Edward Shillito’s short poem “Jesus of the Scars” concludes with this stanza,
The other gods were strong; but Thou wast weak;
They rode, but Thou didst stumble to a throne;
But to our wounds only God’s wounds can speak,
And not a god has wounds, but Thou alone.
Jesus is God, so we can speak of God dying on the cross, having scars. This attribute to the person (Jesus is God) what is true according to one of his natures (humanity) since the divine cannot be wounded or killed.
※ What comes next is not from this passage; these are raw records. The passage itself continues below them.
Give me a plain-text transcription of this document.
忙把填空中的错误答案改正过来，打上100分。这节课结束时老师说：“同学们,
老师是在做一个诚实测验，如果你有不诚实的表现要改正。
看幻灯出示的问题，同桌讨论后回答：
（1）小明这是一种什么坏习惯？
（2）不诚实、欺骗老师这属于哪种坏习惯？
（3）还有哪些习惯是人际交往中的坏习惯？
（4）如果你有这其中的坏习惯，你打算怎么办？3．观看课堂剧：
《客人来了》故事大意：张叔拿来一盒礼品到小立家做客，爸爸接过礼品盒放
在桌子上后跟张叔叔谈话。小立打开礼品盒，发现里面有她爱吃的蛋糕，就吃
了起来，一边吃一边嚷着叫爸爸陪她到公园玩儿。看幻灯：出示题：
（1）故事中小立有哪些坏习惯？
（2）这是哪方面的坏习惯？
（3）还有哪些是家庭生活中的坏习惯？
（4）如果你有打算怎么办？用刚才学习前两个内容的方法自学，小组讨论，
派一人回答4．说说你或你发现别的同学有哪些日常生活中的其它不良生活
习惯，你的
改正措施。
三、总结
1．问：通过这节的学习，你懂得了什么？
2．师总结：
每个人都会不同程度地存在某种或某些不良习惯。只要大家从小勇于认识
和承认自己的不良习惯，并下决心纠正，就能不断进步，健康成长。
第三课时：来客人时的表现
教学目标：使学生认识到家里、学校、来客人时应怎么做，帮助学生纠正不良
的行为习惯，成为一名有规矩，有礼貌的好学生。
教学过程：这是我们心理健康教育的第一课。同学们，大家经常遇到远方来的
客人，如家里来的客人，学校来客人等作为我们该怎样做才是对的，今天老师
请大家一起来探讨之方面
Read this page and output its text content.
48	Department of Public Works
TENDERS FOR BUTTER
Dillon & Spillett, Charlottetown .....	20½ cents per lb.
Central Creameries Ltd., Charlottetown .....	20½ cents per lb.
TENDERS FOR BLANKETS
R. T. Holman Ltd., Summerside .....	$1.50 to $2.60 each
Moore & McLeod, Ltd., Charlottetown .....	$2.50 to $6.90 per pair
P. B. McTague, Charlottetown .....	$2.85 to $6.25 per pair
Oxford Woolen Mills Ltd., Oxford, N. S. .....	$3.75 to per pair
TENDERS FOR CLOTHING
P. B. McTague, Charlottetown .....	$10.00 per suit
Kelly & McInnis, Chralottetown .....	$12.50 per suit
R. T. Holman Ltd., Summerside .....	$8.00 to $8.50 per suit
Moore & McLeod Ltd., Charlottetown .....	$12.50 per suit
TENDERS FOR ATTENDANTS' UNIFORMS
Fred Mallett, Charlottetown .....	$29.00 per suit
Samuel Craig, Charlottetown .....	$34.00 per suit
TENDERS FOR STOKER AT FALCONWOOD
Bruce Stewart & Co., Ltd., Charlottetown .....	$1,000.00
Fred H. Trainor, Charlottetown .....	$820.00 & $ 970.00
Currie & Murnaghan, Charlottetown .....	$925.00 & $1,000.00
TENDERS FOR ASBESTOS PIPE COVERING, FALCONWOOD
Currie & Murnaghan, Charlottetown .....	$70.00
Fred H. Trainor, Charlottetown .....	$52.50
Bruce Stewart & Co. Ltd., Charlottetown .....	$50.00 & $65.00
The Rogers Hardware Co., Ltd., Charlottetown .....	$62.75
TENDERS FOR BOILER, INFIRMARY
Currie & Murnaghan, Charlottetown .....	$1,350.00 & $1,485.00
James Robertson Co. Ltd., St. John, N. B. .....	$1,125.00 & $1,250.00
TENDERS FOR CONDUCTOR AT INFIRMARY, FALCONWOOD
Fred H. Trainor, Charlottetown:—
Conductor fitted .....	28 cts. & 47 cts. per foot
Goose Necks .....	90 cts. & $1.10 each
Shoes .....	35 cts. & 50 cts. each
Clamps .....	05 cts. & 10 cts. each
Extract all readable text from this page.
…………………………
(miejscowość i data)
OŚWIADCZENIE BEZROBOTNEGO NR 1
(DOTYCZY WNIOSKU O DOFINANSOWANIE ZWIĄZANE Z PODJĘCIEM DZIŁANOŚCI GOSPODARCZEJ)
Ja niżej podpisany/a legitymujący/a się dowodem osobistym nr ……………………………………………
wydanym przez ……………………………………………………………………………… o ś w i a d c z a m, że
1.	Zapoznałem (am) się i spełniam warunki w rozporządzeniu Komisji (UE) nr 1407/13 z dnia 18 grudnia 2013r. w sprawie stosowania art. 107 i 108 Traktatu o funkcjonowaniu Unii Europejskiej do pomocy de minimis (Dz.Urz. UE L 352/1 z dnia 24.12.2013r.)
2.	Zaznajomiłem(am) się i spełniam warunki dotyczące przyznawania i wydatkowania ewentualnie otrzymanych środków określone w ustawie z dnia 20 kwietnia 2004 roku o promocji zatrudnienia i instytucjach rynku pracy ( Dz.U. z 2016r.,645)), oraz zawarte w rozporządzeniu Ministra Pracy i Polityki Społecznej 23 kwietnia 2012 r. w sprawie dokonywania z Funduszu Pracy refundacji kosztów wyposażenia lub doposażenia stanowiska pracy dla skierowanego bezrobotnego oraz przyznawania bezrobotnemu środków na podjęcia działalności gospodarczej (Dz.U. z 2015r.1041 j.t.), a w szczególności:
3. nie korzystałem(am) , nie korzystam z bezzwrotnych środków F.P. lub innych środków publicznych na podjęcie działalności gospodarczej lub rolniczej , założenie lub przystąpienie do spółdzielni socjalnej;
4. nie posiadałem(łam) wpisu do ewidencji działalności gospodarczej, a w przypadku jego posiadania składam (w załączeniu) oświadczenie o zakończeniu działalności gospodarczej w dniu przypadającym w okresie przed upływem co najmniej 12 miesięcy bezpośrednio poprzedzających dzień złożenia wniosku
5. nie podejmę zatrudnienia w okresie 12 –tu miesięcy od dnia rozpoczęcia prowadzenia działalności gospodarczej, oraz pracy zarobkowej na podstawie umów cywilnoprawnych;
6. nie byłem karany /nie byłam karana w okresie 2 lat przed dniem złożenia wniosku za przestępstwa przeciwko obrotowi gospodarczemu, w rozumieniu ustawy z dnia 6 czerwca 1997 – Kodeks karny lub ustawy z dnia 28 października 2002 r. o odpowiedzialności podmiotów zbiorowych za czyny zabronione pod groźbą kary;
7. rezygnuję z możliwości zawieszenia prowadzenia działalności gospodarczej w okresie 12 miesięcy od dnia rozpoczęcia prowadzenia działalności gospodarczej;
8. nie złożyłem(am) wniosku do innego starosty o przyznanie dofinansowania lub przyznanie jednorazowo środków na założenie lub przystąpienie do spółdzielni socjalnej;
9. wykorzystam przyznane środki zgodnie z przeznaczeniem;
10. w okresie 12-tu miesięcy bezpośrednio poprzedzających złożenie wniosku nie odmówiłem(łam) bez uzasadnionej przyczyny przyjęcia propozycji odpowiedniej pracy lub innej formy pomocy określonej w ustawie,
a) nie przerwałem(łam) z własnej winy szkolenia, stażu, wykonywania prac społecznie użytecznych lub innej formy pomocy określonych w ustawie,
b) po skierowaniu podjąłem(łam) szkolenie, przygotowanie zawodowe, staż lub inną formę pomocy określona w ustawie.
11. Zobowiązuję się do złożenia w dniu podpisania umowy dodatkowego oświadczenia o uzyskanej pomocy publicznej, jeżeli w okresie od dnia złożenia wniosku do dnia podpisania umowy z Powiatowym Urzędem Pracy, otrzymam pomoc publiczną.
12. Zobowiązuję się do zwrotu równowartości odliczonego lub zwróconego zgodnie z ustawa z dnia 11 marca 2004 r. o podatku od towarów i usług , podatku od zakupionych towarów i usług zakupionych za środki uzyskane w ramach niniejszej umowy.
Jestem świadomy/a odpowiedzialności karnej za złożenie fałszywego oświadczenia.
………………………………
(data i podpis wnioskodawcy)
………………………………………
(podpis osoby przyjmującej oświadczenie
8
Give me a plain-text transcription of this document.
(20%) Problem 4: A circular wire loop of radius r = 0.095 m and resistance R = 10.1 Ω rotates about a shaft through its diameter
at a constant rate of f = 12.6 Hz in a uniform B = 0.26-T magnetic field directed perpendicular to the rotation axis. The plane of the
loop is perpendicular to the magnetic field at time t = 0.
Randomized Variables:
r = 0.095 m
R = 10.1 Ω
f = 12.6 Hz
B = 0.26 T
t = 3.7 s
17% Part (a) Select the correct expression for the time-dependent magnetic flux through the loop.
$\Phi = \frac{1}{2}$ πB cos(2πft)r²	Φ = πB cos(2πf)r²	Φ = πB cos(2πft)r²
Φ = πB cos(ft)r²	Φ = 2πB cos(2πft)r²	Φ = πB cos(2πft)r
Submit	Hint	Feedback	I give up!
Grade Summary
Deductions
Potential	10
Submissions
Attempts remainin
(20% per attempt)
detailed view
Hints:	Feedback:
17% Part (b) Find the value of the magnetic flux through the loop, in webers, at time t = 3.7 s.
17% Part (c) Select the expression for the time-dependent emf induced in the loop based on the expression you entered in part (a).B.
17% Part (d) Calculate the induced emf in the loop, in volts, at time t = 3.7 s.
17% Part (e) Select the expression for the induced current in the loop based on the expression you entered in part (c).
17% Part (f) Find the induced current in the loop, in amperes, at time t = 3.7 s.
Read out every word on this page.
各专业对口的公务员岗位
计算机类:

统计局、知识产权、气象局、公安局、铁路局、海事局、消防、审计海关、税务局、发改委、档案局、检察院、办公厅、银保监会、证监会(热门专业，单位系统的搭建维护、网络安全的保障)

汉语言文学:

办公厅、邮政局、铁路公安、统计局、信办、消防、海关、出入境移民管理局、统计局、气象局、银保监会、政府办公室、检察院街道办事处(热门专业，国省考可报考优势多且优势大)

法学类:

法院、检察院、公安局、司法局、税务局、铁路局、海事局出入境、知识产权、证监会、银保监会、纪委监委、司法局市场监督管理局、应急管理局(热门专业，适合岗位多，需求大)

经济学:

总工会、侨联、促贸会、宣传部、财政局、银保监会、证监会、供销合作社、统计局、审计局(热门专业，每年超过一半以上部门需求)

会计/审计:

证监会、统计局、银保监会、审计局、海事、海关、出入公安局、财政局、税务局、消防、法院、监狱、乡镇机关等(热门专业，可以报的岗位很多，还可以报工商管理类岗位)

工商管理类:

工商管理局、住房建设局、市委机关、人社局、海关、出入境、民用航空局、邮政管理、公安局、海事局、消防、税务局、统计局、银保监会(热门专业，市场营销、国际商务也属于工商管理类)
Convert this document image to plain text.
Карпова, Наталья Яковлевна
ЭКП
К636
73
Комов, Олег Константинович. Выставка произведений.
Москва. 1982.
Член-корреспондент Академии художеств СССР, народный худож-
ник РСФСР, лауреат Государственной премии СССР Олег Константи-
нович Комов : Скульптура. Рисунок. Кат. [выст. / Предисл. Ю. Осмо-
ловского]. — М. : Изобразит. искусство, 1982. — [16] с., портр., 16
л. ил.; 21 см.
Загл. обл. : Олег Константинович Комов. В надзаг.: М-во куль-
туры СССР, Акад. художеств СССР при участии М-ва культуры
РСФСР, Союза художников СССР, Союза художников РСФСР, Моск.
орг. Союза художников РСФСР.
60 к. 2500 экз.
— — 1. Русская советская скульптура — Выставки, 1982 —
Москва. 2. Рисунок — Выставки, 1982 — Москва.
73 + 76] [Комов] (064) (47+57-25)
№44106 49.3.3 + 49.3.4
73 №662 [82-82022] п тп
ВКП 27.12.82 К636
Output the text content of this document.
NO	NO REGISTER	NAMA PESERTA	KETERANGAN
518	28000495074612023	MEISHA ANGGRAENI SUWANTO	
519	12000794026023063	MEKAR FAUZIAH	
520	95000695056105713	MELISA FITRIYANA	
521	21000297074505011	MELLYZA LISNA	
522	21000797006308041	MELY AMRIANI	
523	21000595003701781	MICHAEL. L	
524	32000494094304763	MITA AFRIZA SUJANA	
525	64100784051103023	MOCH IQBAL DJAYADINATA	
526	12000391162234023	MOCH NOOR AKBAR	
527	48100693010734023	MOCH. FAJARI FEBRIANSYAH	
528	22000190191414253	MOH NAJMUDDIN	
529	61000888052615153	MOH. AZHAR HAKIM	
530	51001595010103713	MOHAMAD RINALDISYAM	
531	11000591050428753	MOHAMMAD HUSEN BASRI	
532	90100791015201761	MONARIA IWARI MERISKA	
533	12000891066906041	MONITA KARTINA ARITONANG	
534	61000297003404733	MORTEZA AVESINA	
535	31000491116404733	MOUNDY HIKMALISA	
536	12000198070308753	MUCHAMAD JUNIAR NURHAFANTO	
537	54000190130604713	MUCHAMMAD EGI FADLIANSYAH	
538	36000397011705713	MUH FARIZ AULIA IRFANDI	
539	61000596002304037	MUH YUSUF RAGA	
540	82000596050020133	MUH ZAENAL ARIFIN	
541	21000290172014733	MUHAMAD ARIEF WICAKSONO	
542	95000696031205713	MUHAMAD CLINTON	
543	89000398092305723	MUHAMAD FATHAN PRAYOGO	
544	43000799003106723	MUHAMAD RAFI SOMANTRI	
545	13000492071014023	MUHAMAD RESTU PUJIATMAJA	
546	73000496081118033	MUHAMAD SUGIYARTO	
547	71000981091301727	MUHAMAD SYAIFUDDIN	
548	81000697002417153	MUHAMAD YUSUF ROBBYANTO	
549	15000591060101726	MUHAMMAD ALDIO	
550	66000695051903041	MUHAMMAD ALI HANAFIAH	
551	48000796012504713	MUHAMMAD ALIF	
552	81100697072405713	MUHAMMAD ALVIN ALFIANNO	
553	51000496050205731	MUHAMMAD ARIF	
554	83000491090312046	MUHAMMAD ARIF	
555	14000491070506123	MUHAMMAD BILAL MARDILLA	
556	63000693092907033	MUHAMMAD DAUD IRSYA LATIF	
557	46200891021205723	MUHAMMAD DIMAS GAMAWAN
This is what Cyril of Alexandria means when he says, “He suffered impassibly, because he did not humble himself in such a way as to be merely like us, rather, as I have said before, he reserved to his own nature its superiority over all these things.” Since Christ is a unified person we can speak of him suffering. He suffered in his humanity so according to his divinity he might elevate humanity from our suffering. John Behr’s The Nicene Faith deals with this topic in more depth in vol. 1, pages 226-232.
J. Todd Billings in his Rejoicing in Lament shows how this doctrine of impassibility (God doesn’t suffer) related to Jesus on the cross as a foundation for the Christian’s comfort amidst sorrow. Because God cannot suffer, suffering is not the final word. Suffering is not something that God must overcome for himself, but something he conquered on our behalf by virtue of his impassibility according to his divine nature in the person of Christ.